Nano Lett. 2007 Sep;7(9):2602-7. doi: 10.1021/nl070897z. Epub 2007 Jul 27.
A precise control of the nanometer-scale morphology in systems containing mixtures of donor/acceptor molecules is a key factor to improve the efficiency of organic photovoltaic devices. Here we report on a scanning tunneling microscopy study of the first stages of growth of 2-[9-(1,3-dithiol-2-ylidene)anthracen-10(9H)-ylidene]-1,3-dithiole, as electron donor, and phenyl-C61-butyric acid methyl ester, as electron acceptor, on a Au(111) substrate under ultrahigh vacuum conditions. Due to differences in bonding strength with the substrate and different interactions with the Au(111) herringbone surface reconstruction, mixed thin films spontaneously segregate into a lateral superlattice of interdigitated nanoscale stripes with a characteristic width of about 10-20 nm, a morphology that has been predicted to optimize the efficiency of organic solar cells.

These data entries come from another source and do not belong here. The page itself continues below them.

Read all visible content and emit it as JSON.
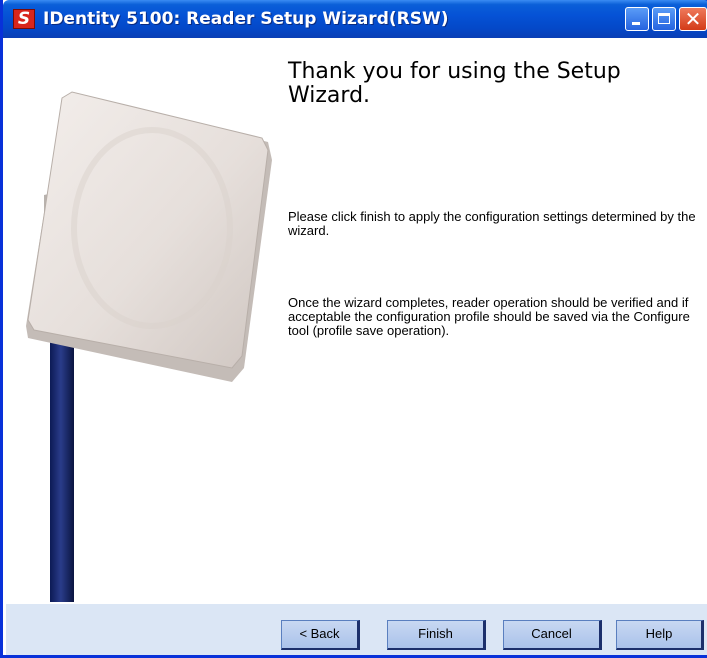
{
  "window": {
    "title": "IDentity 5100: Reader Setup Wizard(RSW)",
    "app_icon_letter": "S",
    "close_glyph": "✕"
  },
  "main": {
    "heading": "Thank you for using the Setup Wizard.",
    "paragraphs": [
      "Please click finish to apply the configuration settings determined by the wizard.",
      "Once the wizard completes, reader operation should be verified and if acceptable the configuration profile should be saved via the Configure tool (profile save operation)."
    ]
  },
  "buttons": {
    "back": "< Back",
    "finish": "Finish",
    "cancel": "Cancel",
    "help": "Help"
  },
  "colors": {
    "titlebar": "#0552d6",
    "footer": "#dbe6f5",
    "button": "#b4c8ee",
    "app_icon": "#d8261c"
  }
}
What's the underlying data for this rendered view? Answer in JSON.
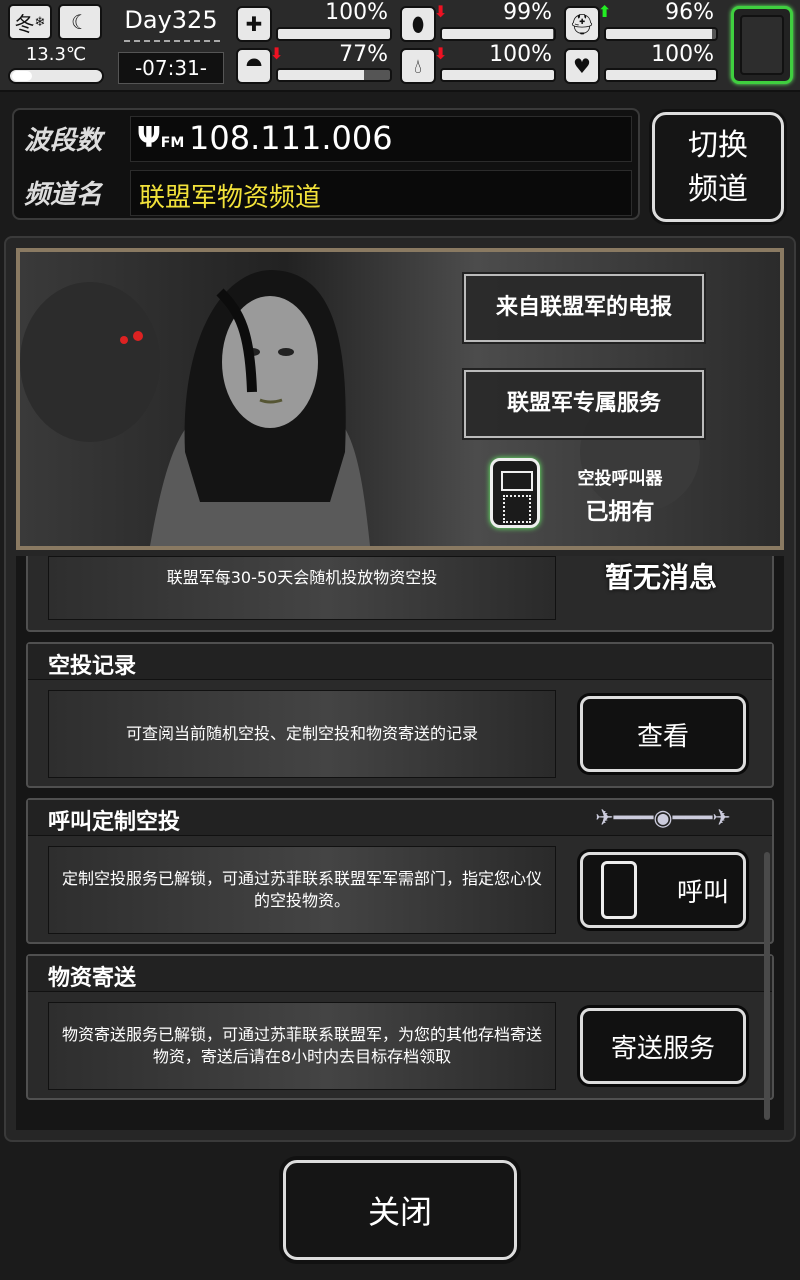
{
  "status": {
    "season": "冬",
    "season_icon": "snowflake-icon",
    "time_of_day_icon": "moon-icon",
    "temperature": "13.3℃",
    "day": "Day325",
    "clock": "-07:31-",
    "stats": [
      {
        "name": "health",
        "icon": "first-aid-kit-icon",
        "value": "100%",
        "level": 1.0,
        "trend": ""
      },
      {
        "name": "hunger",
        "icon": "stomach-icon",
        "value": "99%",
        "level": 0.99,
        "trend": "down"
      },
      {
        "name": "mood",
        "icon": "face-mask-icon",
        "value": "96%",
        "level": 0.96,
        "trend": "up"
      },
      {
        "name": "stamina",
        "icon": "foot-icon",
        "value": "77%",
        "level": 0.77,
        "trend": "down"
      },
      {
        "name": "thirst",
        "icon": "water-drop-icon",
        "value": "100%",
        "level": 1.0,
        "trend": "down"
      },
      {
        "name": "heart",
        "icon": "heart-icon",
        "value": "100%",
        "level": 1.0,
        "trend": ""
      }
    ]
  },
  "radio": {
    "band_label": "波段数",
    "channel_label": "频道名",
    "fm_icon": "antenna-fm-icon",
    "frequency": "108.111.006",
    "channel_name": "联盟军物资频道",
    "switch_button": "切换频道"
  },
  "banner": {
    "telegram_button": "来自联盟军的电报",
    "service_button": "联盟军专属服务",
    "device_name": "空投呼叫器",
    "device_status": "已拥有",
    "device_icon": "walkie-talkie-icon"
  },
  "sections": {
    "random": {
      "body": "联盟军每30-50天会随机投放物资空投",
      "status": "暂无消息"
    },
    "records": {
      "title": "空投记录",
      "body": "可查阅当前随机空投、定制空投和物资寄送的记录",
      "button": "查看"
    },
    "custom": {
      "title": "呼叫定制空投",
      "body": "定制空投服务已解锁，可通过苏菲联系联盟军军需部门，指定您心仪的空投物资。",
      "button": "呼叫",
      "button_icon": "walkie-talkie-icon",
      "deco_icon": "plane-signal-icon"
    },
    "shipping": {
      "title": "物资寄送",
      "body": "物资寄送服务已解锁，可通过苏菲联系联盟军，为您的其他存档寄送物资，寄送后请在8小时内去目标存档领取",
      "button": "寄送服务"
    }
  },
  "close_button": "关闭"
}
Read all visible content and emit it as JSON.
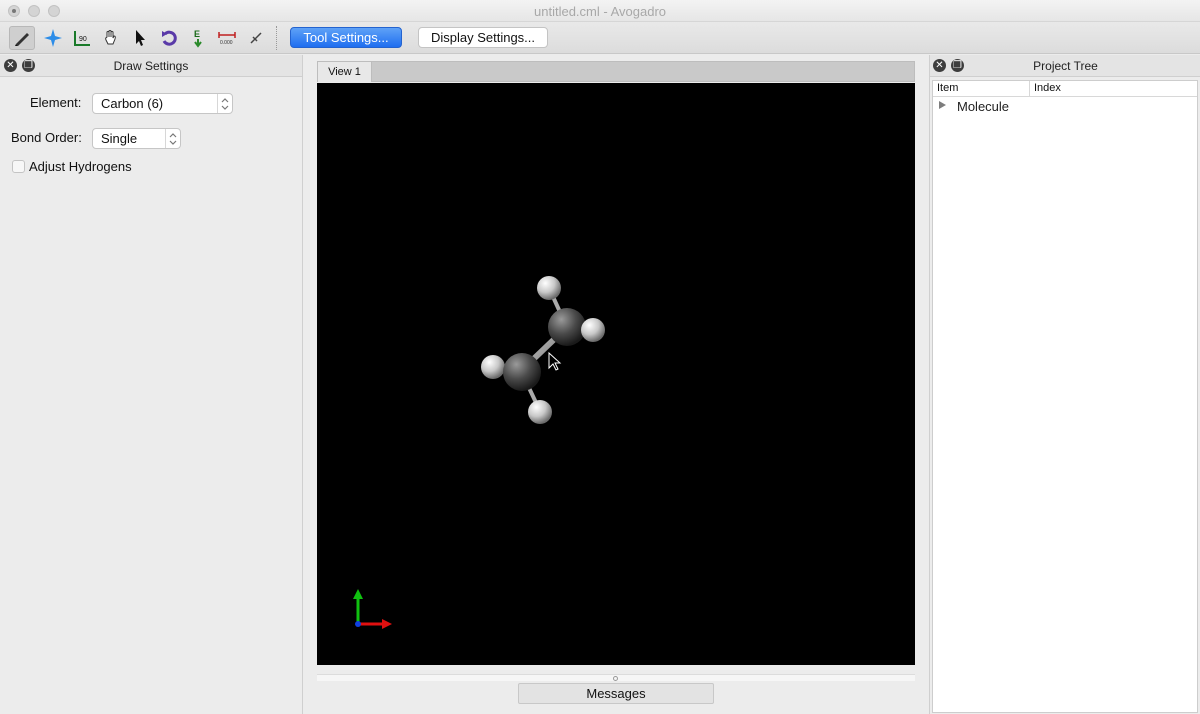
{
  "window": {
    "title": "untitled.cml - Avogadro"
  },
  "toolbar": {
    "tools": [
      {
        "name": "draw-tool-icon",
        "active": true
      },
      {
        "name": "navigate-tool-icon",
        "active": false
      },
      {
        "name": "bond-centric-tool-icon",
        "active": false
      },
      {
        "name": "manipulate-tool-icon",
        "active": false
      },
      {
        "name": "select-tool-icon",
        "active": false
      },
      {
        "name": "auto-rotate-tool-icon",
        "active": false
      },
      {
        "name": "auto-optimize-tool-icon",
        "active": false
      },
      {
        "name": "measure-tool-icon",
        "active": false
      },
      {
        "name": "align-tool-icon",
        "active": false
      }
    ],
    "tool_settings_label": "Tool Settings...",
    "display_settings_label": "Display Settings..."
  },
  "draw_settings": {
    "title": "Draw Settings",
    "element_label": "Element:",
    "element_value": "Carbon (6)",
    "bond_order_label": "Bond Order:",
    "bond_order_value": "Single",
    "adjust_hydrogens_label": "Adjust Hydrogens",
    "adjust_hydrogens_checked": false
  },
  "view": {
    "tab_label": "View 1",
    "background_color": "#000000",
    "atoms": [
      {
        "element": "C"
      },
      {
        "element": "C"
      },
      {
        "element": "H"
      },
      {
        "element": "H"
      },
      {
        "element": "H"
      },
      {
        "element": "H"
      }
    ],
    "axes": {
      "x_color": "#e01010",
      "y_color": "#10c010",
      "z_color": "#1040e0"
    }
  },
  "messages": {
    "label": "Messages"
  },
  "project_tree": {
    "title": "Project Tree",
    "columns": [
      "Item",
      "Index"
    ],
    "rows": [
      {
        "item": "Molecule",
        "index": ""
      }
    ]
  },
  "colors": {
    "accent_button": "#1f6ef0"
  }
}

精确控制包含供体/受体分子混合物的系统中的纳米级形态,是提高有机光伏器件效率的关键因素。在此,我们报告了一项扫描隧道显微镜研究,该研究针对在超高真空条件下,电子供体2-[9-(1,3-二硫醇-2-亚基)蒽-10(9H)-亚基]-1,3-二硫酚和电子受体苯基-C61-丁酸甲酯在Au(111)衬底上生长的初始阶段。由于与衬底的键合强度不同以及与Au(111)人字纹表面重构的相互作用不同,混合薄膜会自发地分离成具有约10-20nm特征宽度的叉指状纳米级条纹的横向超晶格,这种形态已被预测可优化有机太阳能电池的效率。